Bush Press Conference

In his conference, the President explained that a brief contact with a potential criminal is justification enough for intense surveillance unless the surveillance is politically harmful.

In the first, he explained that it was justifiable on its face to surveil people connected in any loose sense to al Qaeda. The fact that someone is prepared to assert such a connection is safeguard enough.

He's refusing to release photographs of himself with Jack Abramoff because he talks to lots of people and shakes lots of hands, and doesn't see why anyone should tar him simply for shaking a hand.

And that would be a fair point if he weren't insisting that any connection at all to al Qaeda is sufficient to justify intense invasions of privacy.

The logic he's applying in case 1 is: Person A is suspected of being a criminal, or at least of associating with criminals and wanting to be one. Person B, simply by contacting person A, is a legitimate target of surveillance.

The logic of the second case is: Person A is a confessed criminal and an associate of murderers and other criminals, convicted and indicted. Person B, simply by contacting person A, should not be a target of surveillance.

No one minds surveilling terrorists.
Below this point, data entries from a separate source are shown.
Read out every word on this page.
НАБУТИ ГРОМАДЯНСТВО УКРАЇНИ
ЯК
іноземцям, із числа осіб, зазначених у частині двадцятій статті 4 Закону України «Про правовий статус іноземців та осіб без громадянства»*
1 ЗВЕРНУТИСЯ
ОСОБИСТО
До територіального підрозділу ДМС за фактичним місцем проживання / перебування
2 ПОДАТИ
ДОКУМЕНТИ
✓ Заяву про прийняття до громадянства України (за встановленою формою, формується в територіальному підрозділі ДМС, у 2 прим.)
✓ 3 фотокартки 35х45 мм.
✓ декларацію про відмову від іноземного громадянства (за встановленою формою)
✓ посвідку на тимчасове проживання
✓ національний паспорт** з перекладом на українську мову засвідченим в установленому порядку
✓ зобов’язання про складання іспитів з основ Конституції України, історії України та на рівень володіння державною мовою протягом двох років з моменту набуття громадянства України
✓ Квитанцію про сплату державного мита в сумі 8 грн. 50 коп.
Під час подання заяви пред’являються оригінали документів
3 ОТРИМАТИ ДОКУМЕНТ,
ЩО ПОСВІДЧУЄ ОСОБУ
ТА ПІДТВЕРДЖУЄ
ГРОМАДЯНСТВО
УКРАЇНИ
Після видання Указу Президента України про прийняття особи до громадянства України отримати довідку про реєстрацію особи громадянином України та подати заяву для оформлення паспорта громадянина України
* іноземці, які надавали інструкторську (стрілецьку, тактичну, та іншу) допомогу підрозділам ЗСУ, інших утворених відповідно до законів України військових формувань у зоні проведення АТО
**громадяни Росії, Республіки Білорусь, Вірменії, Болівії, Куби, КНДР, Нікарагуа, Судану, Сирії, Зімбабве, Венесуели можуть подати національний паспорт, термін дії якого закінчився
That's fine. Warrants aren't there to interfere with surveilling criminals, they make certain that the surveillance doesn't sweep up innocent people. Which is exactly why the administration claims it doesn't want to release these photos. I wish they'd extend that same protection and some sort of safeguards to the rest of us.

Now the President explains, "FISA passed in 1978… it's 2006." Also, he asked his staff if they could do this under the existing law, they said "no," so we went ahead with it anyway. But he resents the implication that he circumvented the law. Very bizarre.